Présentation de Raymond Espinose
On pourrait presque limiter Céleste Prudhomat au cas clinique, son étude. La conclusion en serait alors : « Voilà où conduit l’école de la République, voilà où conduit la libération des mœurs ». Mais il y a le reste, tout le reste, c’est-à-dire l’art de Guiches. Tout en ce roman est mouvement. Mouvement purement géographique d’abord, lorsque Céleste, à l’issue d’un concours, quitte son triste village pour une bourgade bourgeoise – conséquence qui devrait être heureuse et qui ne l’est point.
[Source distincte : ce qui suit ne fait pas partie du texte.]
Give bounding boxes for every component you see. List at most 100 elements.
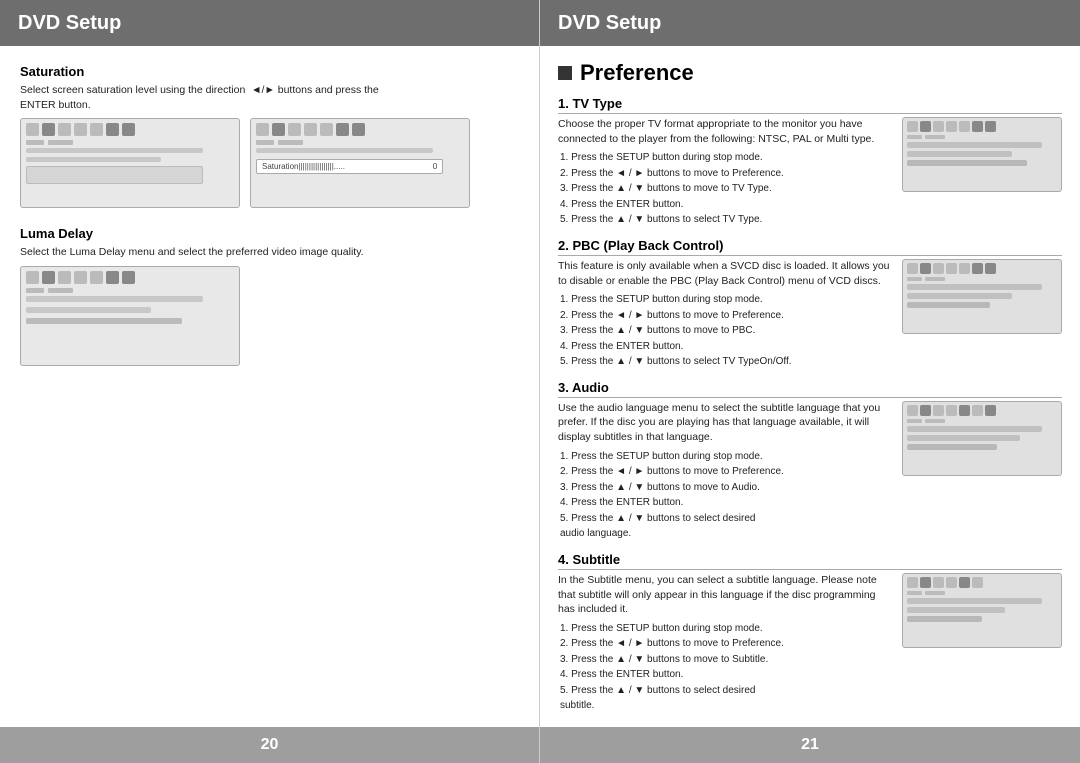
su-icon2 <box>920 577 931 588</box>
luma-toolbar-icon-5 <box>90 271 103 284</box>
subtitle-title: 4. Subtitle <box>558 552 1062 570</box>
toolbar-icon-3 <box>58 123 71 136</box>
tv-type-screen <box>902 117 1062 192</box>
luma-delay-toolbar <box>26 271 234 284</box>
pbc-desc: This feature is only available when a SV… <box>558 259 892 288</box>
toolbar-icon-4 <box>74 123 87 136</box>
saturation-screen2: Saturation|||||||||||||||||..... 0 <box>250 118 470 208</box>
au-icon4 <box>946 405 957 416</box>
preference-title-text: Preference <box>580 60 694 86</box>
right-footer: 21 <box>540 727 1080 763</box>
pb-icon7 <box>985 263 996 274</box>
right-content: Preference 1. TV Type Choose the proper … <box>540 46 1080 727</box>
saturation-title: Saturation <box>20 64 519 79</box>
tv-type-desc: Choose the proper TV format appropriate … <box>558 117 892 146</box>
step: 5. Press the ▲ / ▼ buttons to select TV … <box>560 354 892 370</box>
pb-icon1 <box>907 263 918 274</box>
saturation-toolbar1 <box>26 123 234 136</box>
step: 5. Press the ▲ / ▼ buttons to select des… <box>560 511 892 527</box>
left-page-number: 20 <box>261 736 279 754</box>
toolbar-icon2-6 <box>336 123 349 136</box>
left-footer: 20 <box>0 727 539 763</box>
pbc-section: 2. PBC (Play Back Control) This feature … <box>558 238 1062 370</box>
pbc-inner: This feature is only available when a SV… <box>558 259 1062 370</box>
luma-delay-section: Luma Delay Select the Luma Delay menu an… <box>20 226 519 366</box>
toolbar-icon-6 <box>106 123 119 136</box>
saturation-toolbar2 <box>256 123 464 136</box>
luma-toolbar-icon-7 <box>122 271 135 284</box>
audio-text: Use the audio language menu to select th… <box>558 401 892 542</box>
subtitle-toolbar <box>907 577 1057 588</box>
rt-icon1 <box>907 121 918 132</box>
step: 2. Press the ◄ / ► buttons to move to Pr… <box>560 308 892 324</box>
saturation-slider-label: Saturation|||||||||||||||||..... <box>262 162 345 171</box>
pb-icon4 <box>946 263 957 274</box>
step: 2. Press the ◄ / ► buttons to move to Pr… <box>560 464 892 480</box>
toolbar-icon-5 <box>90 123 103 136</box>
toolbar-icon2-1 <box>256 123 269 136</box>
step: 4. Press the ENTER button. <box>560 495 892 511</box>
step: subtitle. <box>560 698 892 714</box>
step: 4. Press the ENTER button. <box>560 197 892 213</box>
au-icon2 <box>920 405 931 416</box>
left-page: DVD Setup Saturation Select screen satur… <box>0 0 540 763</box>
right-page: DVD Setup Preference 1. TV Type Choose t… <box>540 0 1080 763</box>
pbc-steps: 1. Press the SETUP button during stop mo… <box>558 292 892 370</box>
toolbar-icon2-2 <box>272 123 285 136</box>
step: 3. Press the ▲ / ▼ buttons to move to TV… <box>560 181 892 197</box>
rt-icon2 <box>920 121 931 132</box>
toolbar-icon2-3 <box>288 123 301 136</box>
tv-type-steps: 1. Press the SETUP button during stop mo… <box>558 150 892 228</box>
rt-icon7 <box>985 121 996 132</box>
step: 1. Press the SETUP button during stop mo… <box>560 449 892 465</box>
right-page-number: 21 <box>801 736 819 754</box>
right-header: DVD Setup <box>540 0 1080 46</box>
luma-delay-desc: Select the Luma Delay menu and select th… <box>20 245 519 260</box>
subtitle-screen <box>902 573 1062 648</box>
saturation-section: Saturation Select screen saturation leve… <box>20 64 519 216</box>
pbc-title: 2. PBC (Play Back Control) <box>558 238 1062 256</box>
pb-icon6 <box>972 263 983 274</box>
audio-steps: 1. Press the SETUP button during stop mo… <box>558 449 892 542</box>
luma-toolbar-icon-6 <box>106 271 119 284</box>
pbc-toolbar <box>907 263 1057 274</box>
tv-type-title: 1. TV Type <box>558 96 1062 114</box>
step: 5. Press the ▲ / ▼ buttons to select TV … <box>560 212 892 228</box>
preference-heading: Preference <box>558 60 1062 86</box>
step: 2. Press the ◄ / ► buttons to move to Pr… <box>560 636 892 652</box>
toolbar-icon-1 <box>26 123 39 136</box>
au-icon6 <box>972 405 983 416</box>
toolbar-icon2-7 <box>352 123 365 136</box>
au-icon7 <box>985 405 996 416</box>
tv-type-section: 1. TV Type Choose the proper TV format a… <box>558 96 1062 228</box>
luma-toolbar-icon-3 <box>58 271 71 284</box>
tv-type-inner: Choose the proper TV format appropriate … <box>558 117 1062 228</box>
toolbar-icon-2 <box>42 123 55 136</box>
su-icon4 <box>946 577 957 588</box>
audio-section: 3. Audio Use the audio language menu to … <box>558 380 1062 542</box>
step: 5. Press the ▲ / ▼ buttons to select des… <box>560 683 892 699</box>
luma-toolbar-icon-2 <box>42 271 55 284</box>
saturation-value: 0 <box>433 162 437 171</box>
su-icon6 <box>972 577 983 588</box>
subtitle-text: In the Subtitle menu, you can select a s… <box>558 573 892 714</box>
audio-title: 3. Audio <box>558 380 1062 398</box>
square-bullet-icon <box>558 66 572 80</box>
au-icon5 <box>959 405 970 416</box>
left-header: DVD Setup <box>0 0 539 46</box>
step: 4. Press the ENTER button. <box>560 667 892 683</box>
step: 1. Press the SETUP button during stop mo… <box>560 621 892 637</box>
saturation-screen1 <box>20 118 240 208</box>
pb-icon5 <box>959 263 970 274</box>
su-icon5 <box>959 577 970 588</box>
step: 3. Press the ▲ / ▼ buttons to move to PB… <box>560 323 892 339</box>
rt-icon5 <box>959 121 970 132</box>
right-header-title: DVD Setup <box>558 12 661 35</box>
pb-icon2 <box>920 263 931 274</box>
subtitle-inner: In the Subtitle menu, you can select a s… <box>558 573 1062 714</box>
luma-delay-screen <box>20 266 240 366</box>
left-header-title: DVD Setup <box>18 12 121 35</box>
step: 2. Press the ◄ / ► buttons to move to Pr… <box>560 166 892 182</box>
rt-icon4 <box>946 121 957 132</box>
subtitle-desc: In the Subtitle menu, you can select a s… <box>558 573 892 617</box>
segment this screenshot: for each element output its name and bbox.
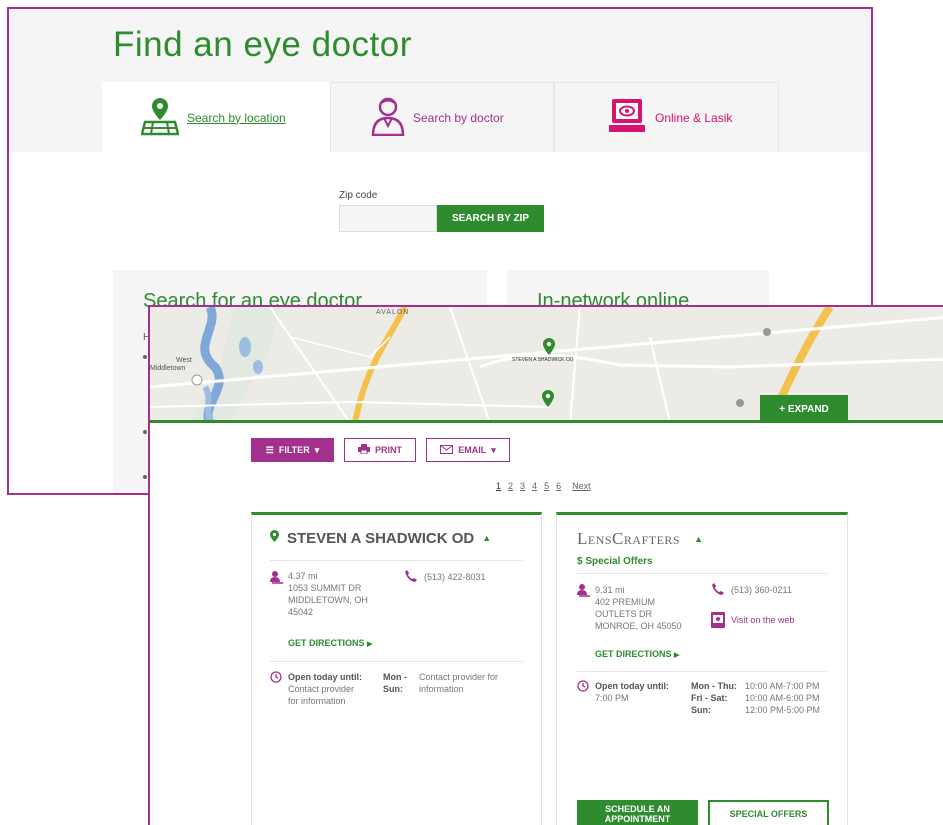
get-directions-link[interactable]: GET DIRECTIONS ▶ bbox=[288, 638, 372, 648]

Mouvement d’une conduite ensuite, laquelle conduite est menée par les sens – ils vont, au fil des pages, s’aiguillonnant jusqu’au délire. Si, certes, l’évolution du comportement de Céleste semble être le vrai sujet du roman, l’art de Guiches, cependant, ne se limite pas à une étude de la personnalité. En effet, il ne se révèle jamais aussi brillamment que dans la description tout en nuances (paysages, bourgades, saisons…) ; que dans le portrait de personnages visualisés immédiatement grâce au trait évocateur ou explicite (parents, relations de Céleste, notables…). Ainsi, descriptions et portraits contribuent à peindre une société provinciale qui n’est pas sans défauts. Peut-être, cependant, faudra-t-il retenir avant tout de cet admirable roman ce qu’il doit à l’esprit naturaliste à savoir : l’accent mis sur une personnalité singulière étudiée dans le détail. Le comportement de Céleste Prudhomat frappe les esprits. Il rend le personnage inoubliable, à l’instar de celui d’Emma Bovary.
Gustave Guiches (1860-1935) a écrit de nombreux romans d’obédience naturaliste, notamment L’ennemie et Un Cœur discret ; et des pièces de théâtre. Avec Paul Bonnetain, J.-H. Rosny Ainé, Paul Margueritte, Lucien Descaves, il est un des signataires du Manifeste des Cinq – lettre pamphlétaire publiée dans Le Figaro (1887), dirigée contre Zola, lors de la parution de La Terre.